The letter comes on the heels of Public Citizen releasing a report about the rise of killer robots, AI Joe: The Dangers of Artificial Intelligence and the Military.
The February report addresses the Pentagon's AI policy, the dangers of killer robots, the need to ensure decisions about nuclear weapons aren't made by automated systems, how artificial intelligence can increase not diminish the use of violence, risks of using deepfakes on the battlefield, and how AI startups are seeking government contracts.
The publication concludes with recommendations that Public Citizen president Robert Weissman echoed in a statement Tuesday.

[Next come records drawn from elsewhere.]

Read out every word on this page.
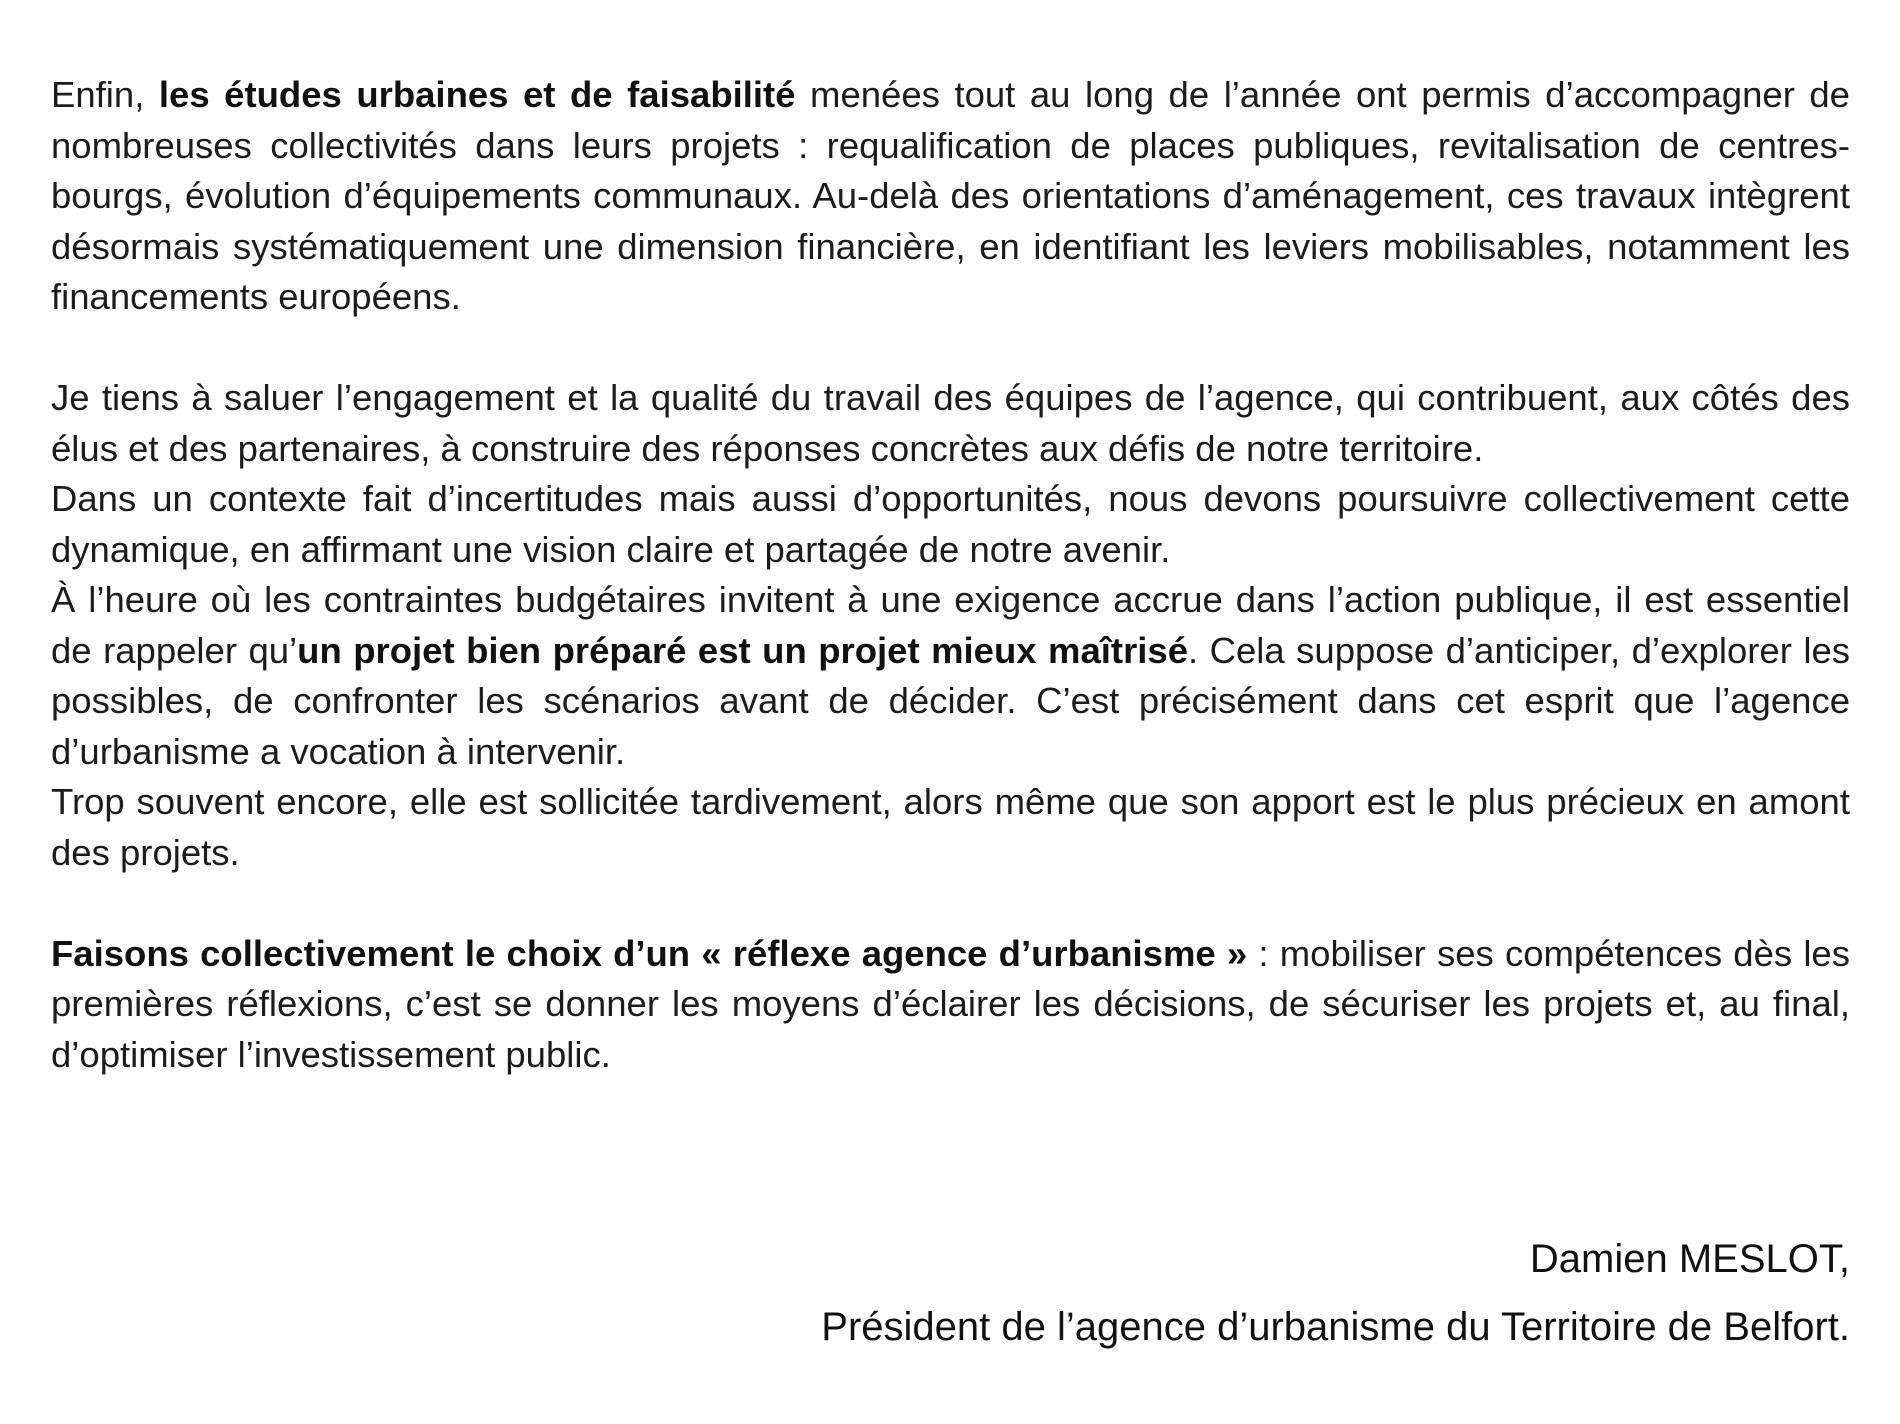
Enfin, les études urbaines et de faisabilité menées tout au long de l’année ont permis d’accompagner de nombreuses collectivités dans leurs projets : requalification de places publiques, revitalisation de centres-bourgs, évolution d’équipements communaux. Au-delà des orientations d’aménagement, ces travaux intègrent désormais systématiquement une dimension financière, en identifiant les leviers mobilisables, notamment les financements européens.

Je tiens à saluer l’engagement et la qualité du travail des équipes de l’agence, qui contribuent, aux côtés des élus et des partenaires, à construire des réponses concrètes aux défis de notre territoire.

Dans un contexte fait d’incertitudes mais aussi d’opportunités, nous devons poursuivre collectivement cette dynamique, en affirmant une vision claire et partagée de notre avenir.

À l’heure où les contraintes budgétaires invitent à une exigence accrue dans l’action publique, il est essentiel de rappeler qu’un projet bien préparé est un projet mieux maîtrisé. Cela suppose d’anticiper, d’explorer les possibles, de confronter les scénarios avant de décider. C’est précisément dans cet esprit que l’agence d’urbanisme a vocation à intervenir.

Trop souvent encore, elle est sollicitée tardivement, alors même que son apport est le plus précieux en amont des projets.

Faisons collectivement le choix d’un « réflexe agence d’urbanisme » : mobiliser ses compétences dès les premières réflexions, c’est se donner les moyens d’éclairer les décisions, de sécuriser les projets et, au final, d’optimiser l’investissement public.

Damien MESLOT,
Président de l’agence d’urbanisme du Territoire de Belfort.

"The United States should state plainly that it will not create or deploy killer robots and should work to advance global treaty negotiations to ban such weapons," Weissman said. "At minimum, the United States should commit that the Replicator Initiative will not involve the use of autonomous weapons."
"Ambiguity about the Replicator program essentially ensures a catastrophic arms race over autonomous weapons," he added. "That's a race in which all of humanity is the loser."